Every testified the GCA employee training manual classifies freshly-waxed floors as a "work zone" that requires "warnings to be used to keep people from . . . slipping on wet floors." According to Every, she "always leaves the signs . . . until the wax is completely dry" and she "always told [the school] when [she] was waxing" and "she did not want to be blamed if anyone fell." This testimony demonstrates Every knew freshly-waxed floors are dangerous. She testified the GCA training manual lists the "specific safety equipment to use in the case of slippery floors," requiring "a minimum of two warnings" should be placed at each work zone. Every testified, however, GCA did not provide the Academy all of the signs and safety equipment listed in the "Types of Signage" section of the GCA manual. Specifically, GCA did not provide her "closed for cleaning" signs, safety barricades, plastic barrier chains, expandable safety fences, red flags, or yellow caution tape. According to Every, "wet floor" signs and orange cones were the only safety equipment GCA provided to the Academy.

Every testified she waxed the floors near Karrie's office on Sunday, August 5, and put up warning signs prior to Karrie's fall. However, the Gurwoods' trial counsel cross-examined Every with a GCA incident report that indicated Every made her own "wet wax" signs that day with printer paper and red magic marker—instead of using the "wet floor" signs and orange cones GCA provided—and taped two of those signs to the inside doors of the school. According to the report, the two sheets of paper were the only signs she put up. Every confirmed her homemade "wet wax" signs were not listed as "Types of Signage" in the GCA manual.

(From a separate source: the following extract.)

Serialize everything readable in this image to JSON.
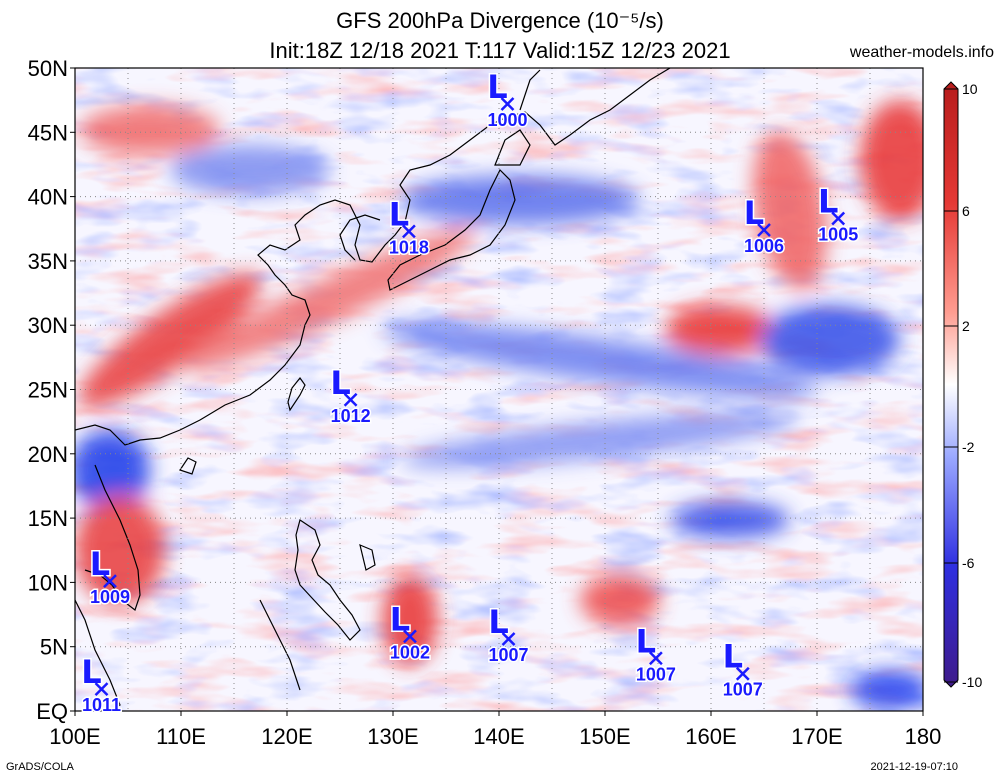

Every also testified that on Friday, August 3, she "went specifically to Ms. Gurwood and told her that [she] would be waxing the floors . . . that weekend." When Karrie was asked about this, she testified she had never spoken to Every except for "pleasantries," and they had nothing more than "just a hi and bye relationship." She did not recall speaking to Every the Friday before she fell, but she said Every "absolutely didn't" warn her about the waxing. Karrie testified she had "no way of knowing that . . . [the] floor had just been waxed" because she received "no notice or warning." Every actually testified at one point that no one—including Karrie— was in the building that Friday because the floors were already being waxed. Karrie testified the impact from the fall caused pain in her back, hips, knees, legs, and feet—but the worst pain was in the lower side of her left leg. After multiple appointments with different doctors, Karrie was diagnosed with Complex Regional Pain Syndrome (CRPS). According to Karrie, CRPS feels like "the worst burning pain you can possibly imagine underneath your skin, like someone is lighting up a match." Karrie testified her symptoms from CRPS "really affected [her] self- esteem," caused her to feel "depress[ed]" and "suicidal," greatly impacted her social life, and left her unable to work.

II. Directed Verdict, Jury Verdict, and Appeal

At the conclusion of the Gurwoods' presentation of evidence, GCA moved for a directed verdict on punitive damages, arguing there was "no evidence . . . that would support a jury's finding of . . . reckless conduct." Instead, GCA argued, the evidence "establishes at least some level of care on the part of Mrs. Every and would preclude a finding of punitive damages in this case." GCA further argued "conduct that would justify the imposition of punitive damages has to be extreme. And there is just no evidence of that in this case."